Monday, December 11, 2006

Blog, Interrupted

Unknown to most people on my side of the pond, the BBC started regular television broadcasts in November of 1936 from the Alexandra Palace in London, getting the jump on--well, everybody in the world, including the U.S. They continued smoothly along for over three years, pioneering forms of television programming we would not master for at least another fifteen years: talk shows, variety shows, quiz programs, and the like. Only the start of World War II would knock them from their pedestal, as the government put an abrupt halt to TV broadcasting (the transmission towers were a potential homing beacon to enemy planes).

You may wonder what this has to do with anything, particularly my sudden disappearance for three weeks. Don't worry, I'm getting to that.

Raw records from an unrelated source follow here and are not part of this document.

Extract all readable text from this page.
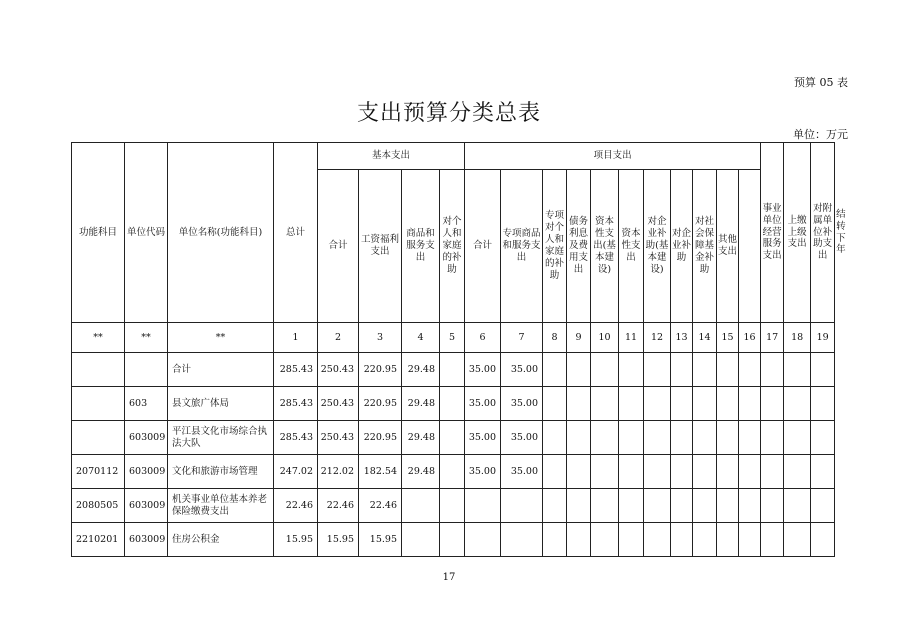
预算 05 表
支出预算分类总表
单位：万元
功能科目	单位代码	单位名称(功能科目)	总计	基本支出				项目支出											事业单位经营服务支出	上缴上级支出	对附属单位补助支出	结转下年
				合计	工资福利支出	商品和服务支出	对个人和家庭的补助	合计	专项商品和服务支出	专项对个人和家庭的补助	债务利息及费用支出	资本性支出(基本建设)	资本性支出	对企业补助(基本建设)	对企业补助	对社会保障基金补助	其他支出					
**	**	**	1	2	3	4	5	6	7	8	9	10	11	12	13	14	15	16	17	18	19	
		合计	285.43	250.43	220.95	29.48		35.00	35.00													
	603	县文旅广体局	285.43	250.43	220.95	29.48		35.00	35.00													
	603009	平江县文化市场综合执法大队	285.43	250.43	220.95	29.48		35.00	35.00													
2070112	603009	文化和旅游市场管理	247.02	212.02	182.54	29.48		35.00	35.00													
2080505	603009	机关事业单位基本养老保险缴费支出	22.46	22.46	22.46																	
2210201	603009	住房公积金	15.95	15.95	15.95																	
17
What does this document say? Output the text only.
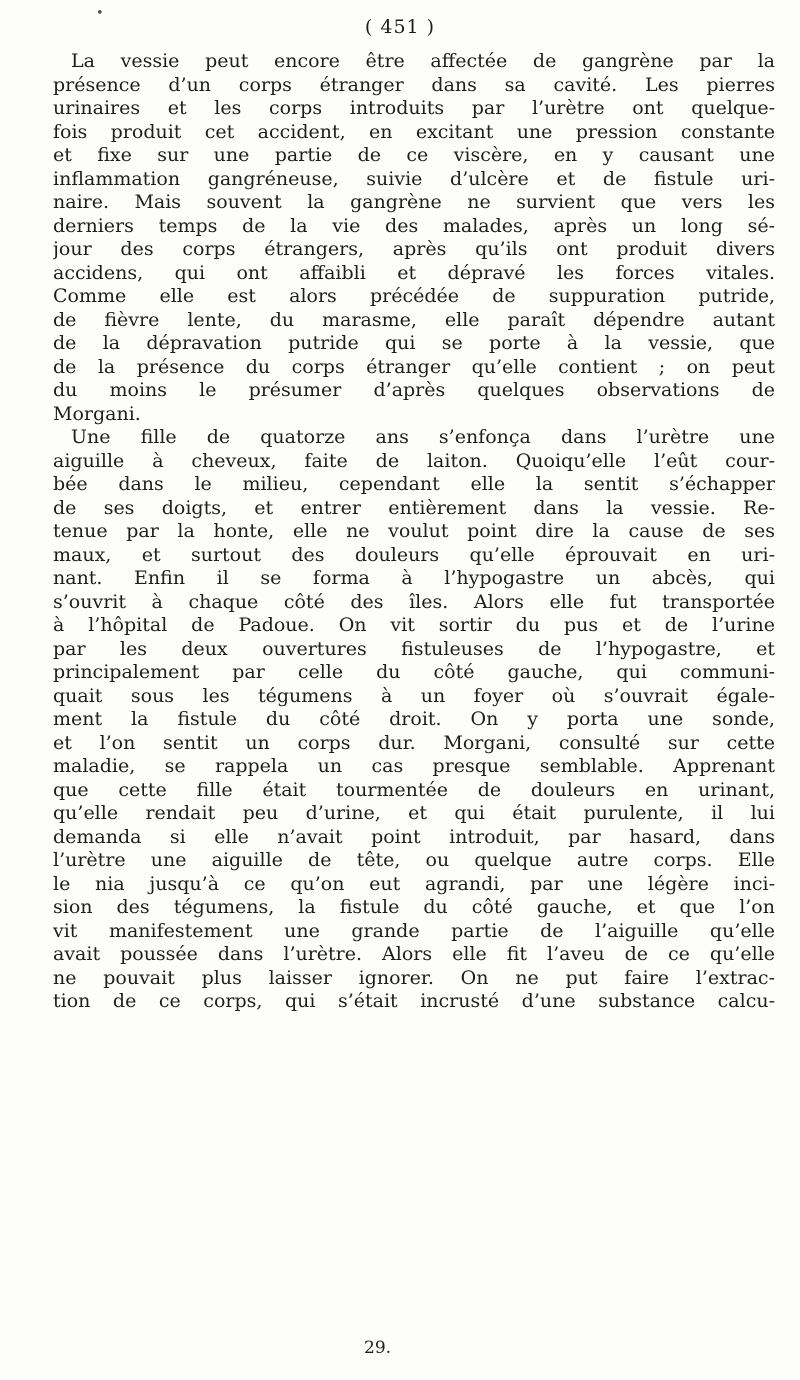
•
( 451 )

La vessie peut encore être affectée de gangrène par la
présence d’un corps étranger dans sa cavité. Les pierres
urinaires et les corps introduits par l’urètre ont quelque-
fois produit cet accident, en excitant une pression constante
et fixe sur une partie de ce viscère, en y causant une
inflammation gangréneuse, suivie d’ulcère et de fistule uri-
naire. Mais souvent la gangrène ne survient que vers les
derniers temps de la vie des malades, après un long sé-
jour des corps étrangers, après qu’ils ont produit divers
accidens, qui ont affaibli et dépravé les forces vitales.
Comme elle est alors précédée de suppuration putride,
de fièvre lente, du marasme, elle paraît dépendre autant
de la dépravation putride qui se porte à la vessie, que
de la présence du corps étranger qu’elle contient ; on peut
du moins le présumer d’après quelques observations de
Morgani.

Une fille de quatorze ans s’enfonça dans l’urètre une
aiguille à cheveux, faite de laiton. Quoiqu’elle l’eût cour-
bée dans le milieu, cependant elle la sentit s’échapper
de ses doigts, et entrer entièrement dans la vessie. Re-
tenue par la honte, elle ne voulut point dire la cause de ses
maux, et surtout des douleurs qu’elle éprouvait en uri-
nant. Enfin il se forma à l’hypogastre un abcès, qui
s’ouvrit à chaque côté des îles. Alors elle fut transportée
à l’hôpital de Padoue. On vit sortir du pus et de l’urine
par les deux ouvertures fistuleuses de l’hypogastre, et
principalement par celle du côté gauche, qui communi-
quait sous les tégumens à un foyer où s’ouvrait égale-
ment la fistule du côté droit. On y porta une sonde,
et l’on sentit un corps dur. Morgani, consulté sur cette
maladie, se rappela un cas presque semblable. Apprenant
que cette fille était tourmentée de douleurs en urinant,
qu’elle rendait peu d’urine, et qui était purulente, il lui
demanda si elle n’avait point introduit, par hasard, dans
l’urètre une aiguille de tête, ou quelque autre corps. Elle
le nia jusqu’à ce qu’on eut agrandi, par une légère inci-
sion des tégumens, la fistule du côté gauche, et que l’on
vit manifestement une grande partie de l’aiguille qu’elle
avait poussée dans l’urètre. Alors elle fit l’aveu de ce qu’elle
ne pouvait plus laisser ignorer. On ne put faire l’extrac-
tion de ce corps, qui s’était incrusté d’une substance calcu-

29.
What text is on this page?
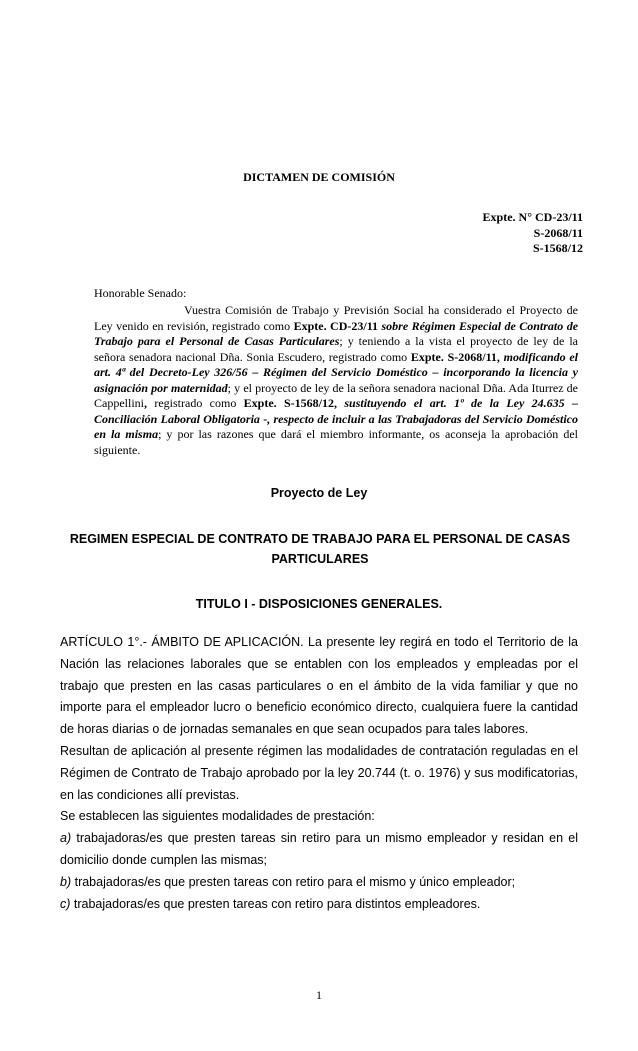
DICTAMEN DE COMISIÓN
Expte. N° CD-23/11
S-2068/11
S-1568/12
Honorable Senado:
Vuestra Comisión de Trabajo y Previsión Social ha considerado el Proyecto de Ley venido en revisión, registrado como Expte. CD-23/11 sobre Régimen Especial de Contrato de Trabajo para el Personal de Casas Particulares; y teniendo a la vista el proyecto de ley de la señora senadora nacional Dña. Sonia Escudero, registrado como Expte. S-2068/11, modificando el art. 4ª del Decreto-Ley 326/56 – Régimen del Servicio Doméstico – incorporando la licencia y asignación por maternidad; y el proyecto de ley de la señora senadora nacional Dña. Ada Iturrez de Cappellini, registrado como Expte. S-1568/12, sustituyendo el art. 1º de la Ley 24.635 – Conciliación Laboral Obligatoria -, respecto de incluir a las Trabajadoras del Servicio Doméstico en la misma; y por las razones que dará el miembro informante, os aconseja la aprobación del siguiente.
Proyecto de Ley
REGIMEN ESPECIAL DE CONTRATO DE TRABAJO PARA EL PERSONAL DE CASAS PARTICULARES
TITULO I - DISPOSICIONES GENERALES.

ARTÍCULO 1°.- ÁMBITO DE APLICACIÓN. La presente ley regirá en todo el Territorio de la Nación las relaciones laborales que se entablen con los empleados y empleadas por el trabajo que presten en las casas particulares o en el ámbito de la vida familiar y que no importe para el empleador lucro o beneficio económico directo, cualquiera fuere la cantidad de horas diarias o de jornadas semanales en que sean ocupados para tales labores.

Resultan de aplicación al presente régimen las modalidades de contratación reguladas en el Régimen de Contrato de Trabajo aprobado por la ley 20.744 (t. o. 1976) y sus modificatorias, en las condiciones allí previstas.

Se establecen las siguientes modalidades de prestación:

a) trabajadoras/es que presten tareas sin retiro para un mismo empleador y residan en el domicilio donde cumplen las mismas;

b) trabajadoras/es que presten tareas con retiro para el mismo y único empleador;

c) trabajadoras/es que presten tareas con retiro para distintos empleadores.

1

Two days after the German invasion of Poland, a television presenter introduced a Mickey Mouse cartoon. Halfway into the cartoon, London's few hundred television screens went black--and stayed that way, until June of 1946.

When regular broadcasts resumed, they did so at the exact point they left off--in the middle of the Mickey Mouse cartoon. As the animated images faded from the screen, they were replaced by a shot of the same announcer from 1939, now noticeably older and grayer.

His first words? "As I was saying, before I was so rudely interrupted...."

(Note: As I suspected, this story is apocryphal, according to an online BBC history site. But why let the facts get in the way of a great opening?--Rachel)

Considering what has happened since before Thanksgiving, I rather wish I had the British gift for wit and understatement. I have no clever words for my three-week vanishing act. I was simply tired--tired and frustrated.

If ever there were a stumbling block to my keeping a steady supply of reviews flowing into this blog, it would be the complete lack of an efficient note-taking method. Up to now, I had two primary means of doing so, neither of which worked. I could view a few seconds of videotape, pause, turn my wheelchair around, type, turn, view a few more seconds, pause, turn and type.

Or I could sit in front of the TV screen with a legal notepad on my lap, scribbling handwritten notes until my wrist went numb. You can guess how successful that was. When it takes eight hours to write a review/synopsis of a seven-minute cartoon, it's clear one's methods need a serious overhaul.

"So why didn't you record your notes?" you ask. Believe me, I tried. I have no less than three recording programs on my computer. Two days before Thanksgiving, brimming with enthusiasm, I started making audio notes for MISSISSIPPI HARE.

Halfway through, my computer crashed, destroying all my data. I start all over again; an hour later, I had slogged through the entire seven minutes.

But the recording, a half-hour long WAV file, was too large for my wreck of a computer to handle. Hence, crash city.

When it happened a third time, my nerves and my exhausted brain could take no more. I resolved to take a vacation from reviewing, and anything else to do with the computer except the occasional game of Yahtzee. After I stopped screaming, that is.

But I'm back now, with a brand-new analog microcassette recorder, which has sped up the process immeasurably. Analog recorders don't crash, after all. Over the weekend, I have compiled notes for three cartoons (MISSISSIPPI HARE, JERKY TURKEY, and the Private Snafu cartoon THE GOLDBRICK) and should have at least one of those three posted today.

I can only pray there will be no further "interruptions."